Big Structure has a Foundation in Reference Structures, But Any Structure Aids Interoperability
Big Structure is built on a foundation of reference structures, with domain structures capturing the domain at hand. These represent the target foundations for mapping schema and transforming data in the wild into an operable, canonical form. Any structure, even the most lightweight of lists and metadata, can contribute to and be mapped into this model, as this wall of structure shows:
Described below are some of these structures, in rough descending order of completeness and usefulness, for making data interoperable. Please note that any of these structures might be available as linked data.
In both semantics and artificial intelligence — and certainly in the realm of data interoperability — there is always the problem of symbol grounding. In the conceptual realm, symbol grounding means that when we use a term or phrase we are referring to the same thing. In the data value realm, symbol grounding means that when we refer to an object or a number, we are referring to the same measure.
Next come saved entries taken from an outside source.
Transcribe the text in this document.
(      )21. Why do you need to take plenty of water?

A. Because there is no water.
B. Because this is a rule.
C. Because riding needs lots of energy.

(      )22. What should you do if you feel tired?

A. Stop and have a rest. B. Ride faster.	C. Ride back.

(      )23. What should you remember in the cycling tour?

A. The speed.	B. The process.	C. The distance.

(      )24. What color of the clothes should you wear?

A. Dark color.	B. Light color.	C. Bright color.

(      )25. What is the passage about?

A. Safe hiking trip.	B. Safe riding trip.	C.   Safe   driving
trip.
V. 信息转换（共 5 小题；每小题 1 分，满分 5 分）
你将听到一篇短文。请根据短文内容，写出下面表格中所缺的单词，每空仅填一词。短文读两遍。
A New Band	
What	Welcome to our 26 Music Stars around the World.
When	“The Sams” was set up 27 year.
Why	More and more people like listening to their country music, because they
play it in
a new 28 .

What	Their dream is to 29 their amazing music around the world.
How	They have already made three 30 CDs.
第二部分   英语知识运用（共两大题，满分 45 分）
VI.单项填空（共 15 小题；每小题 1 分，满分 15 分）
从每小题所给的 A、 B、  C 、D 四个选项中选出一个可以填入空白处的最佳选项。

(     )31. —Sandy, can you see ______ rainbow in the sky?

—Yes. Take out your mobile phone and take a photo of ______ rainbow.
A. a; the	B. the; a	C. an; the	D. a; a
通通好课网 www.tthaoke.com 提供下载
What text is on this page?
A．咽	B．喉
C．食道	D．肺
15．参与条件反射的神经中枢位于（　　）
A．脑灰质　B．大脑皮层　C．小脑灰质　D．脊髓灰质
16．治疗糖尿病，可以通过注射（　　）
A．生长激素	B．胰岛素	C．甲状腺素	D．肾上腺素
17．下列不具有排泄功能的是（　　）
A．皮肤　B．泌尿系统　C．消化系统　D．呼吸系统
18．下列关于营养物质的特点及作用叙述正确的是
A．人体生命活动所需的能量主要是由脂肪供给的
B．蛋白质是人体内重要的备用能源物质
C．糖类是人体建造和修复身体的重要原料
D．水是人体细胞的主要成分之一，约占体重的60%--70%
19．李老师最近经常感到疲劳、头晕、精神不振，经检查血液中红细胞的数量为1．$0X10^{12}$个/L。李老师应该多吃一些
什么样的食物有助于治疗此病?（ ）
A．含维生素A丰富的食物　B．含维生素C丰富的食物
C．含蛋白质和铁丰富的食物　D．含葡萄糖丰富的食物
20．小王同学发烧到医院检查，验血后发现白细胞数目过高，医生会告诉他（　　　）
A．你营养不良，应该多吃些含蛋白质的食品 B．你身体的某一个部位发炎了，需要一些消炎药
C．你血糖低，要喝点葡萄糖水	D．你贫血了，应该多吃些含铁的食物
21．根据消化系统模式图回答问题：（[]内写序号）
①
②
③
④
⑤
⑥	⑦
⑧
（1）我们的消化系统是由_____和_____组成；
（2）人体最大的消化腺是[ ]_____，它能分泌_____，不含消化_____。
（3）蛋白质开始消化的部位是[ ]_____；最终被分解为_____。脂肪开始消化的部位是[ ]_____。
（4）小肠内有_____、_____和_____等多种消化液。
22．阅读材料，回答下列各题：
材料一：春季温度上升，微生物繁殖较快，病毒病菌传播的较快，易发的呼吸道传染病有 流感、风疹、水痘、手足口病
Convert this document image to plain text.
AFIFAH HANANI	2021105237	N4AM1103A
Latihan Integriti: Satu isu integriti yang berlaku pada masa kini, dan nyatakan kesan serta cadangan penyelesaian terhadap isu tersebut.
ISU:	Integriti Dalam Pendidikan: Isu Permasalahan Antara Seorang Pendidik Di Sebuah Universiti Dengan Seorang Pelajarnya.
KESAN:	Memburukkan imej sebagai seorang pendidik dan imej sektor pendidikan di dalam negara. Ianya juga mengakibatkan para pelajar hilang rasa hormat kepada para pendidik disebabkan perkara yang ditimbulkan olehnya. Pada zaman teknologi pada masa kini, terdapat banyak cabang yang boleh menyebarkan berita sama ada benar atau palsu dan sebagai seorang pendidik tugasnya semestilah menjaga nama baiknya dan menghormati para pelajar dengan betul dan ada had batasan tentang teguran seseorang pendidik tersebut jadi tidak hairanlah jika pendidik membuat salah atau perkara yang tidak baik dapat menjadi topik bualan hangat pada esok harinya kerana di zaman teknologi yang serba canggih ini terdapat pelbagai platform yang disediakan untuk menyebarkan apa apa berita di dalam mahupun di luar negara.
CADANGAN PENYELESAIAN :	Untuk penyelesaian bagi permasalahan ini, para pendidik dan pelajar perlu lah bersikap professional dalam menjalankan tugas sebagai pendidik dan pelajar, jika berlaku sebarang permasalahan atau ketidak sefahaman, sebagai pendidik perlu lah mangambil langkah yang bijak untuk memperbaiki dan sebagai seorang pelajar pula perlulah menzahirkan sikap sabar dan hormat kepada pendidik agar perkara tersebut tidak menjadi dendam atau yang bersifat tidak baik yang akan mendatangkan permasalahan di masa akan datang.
UMBEL is the standard reference ontology used by Structured Dynamics. It contains 28,000 concepts (classes and relationships) derived from the Cyc knowledge base. The reference concepts of UMBEL are mapped to Wikipedia, schema.org (used in Google’s knowledge graph), DBpedia ontology classes, GeoNames and PROTON. Similar reference structures are used to ground the actual data values and attributes.
Other reference structures may be used, so long as they are rather complete in scope and coherent in their relationships. Logical consistency is a key requirement for grounding.
Knowledge bases combine schema with data in a logical manner; well-constructed ones support computations, inference and reasoning. To date, the two primary knowledge bases that we use are Wikipedia and Cyc. However, many specific domain knowledge bases also exist.
Knowledge bases are important sources for symbol grounding. It addition, because of their computability, they may be used with artificial intelligence methods to both extend the knowledge base and to refine the feature estimates used in the AI algorithms.
Domain ontologies, constructed as graphs, are the principal working structures in data interoperability. Though best practices recommend they be grounded in the reference structures, the domain structures are the ones that specifically capture the concepts and data attributes of the target information domain. More effort should be focused at this level in the wall of structure than any other.
Domain structures provide unique benefits in discovery, flexible access, and information integration due to their inherent connectedness. Further, these domain structures can be layered on top of existing information assets, which means they are an enhancement and not a displacement for prior investments. And, these domain structures may be matured incrementally, which means their development is cost-effective.
Data and schema in the wild need to be mapped and transformed into these canonical structures. What is known as data wrangling is an aspect of these mappings and transformations. Mappings thus become the glue that ties native data to interoperable forms.
Mapping is the critical bridging function in data interoperability. It requires tools and background intelligence to suggest possible correspondences; how well this is done is a key to making the semi-automatic mapping process as efficient as possible. Mapping structures are the result of the final correspondences. Mapping effort is a function of the scope of Big Structure, not the volume of Big Data.
A broad variety of structures occur in the wild — from database schema and taxonomies to dictionaries and lists — that need to be represented in a common form and then mapped in order to support interoperability. The common representation used by Structured Dynamics is the RDF data model.
Scripting and tooling are essential to help create Big Structure efficiently.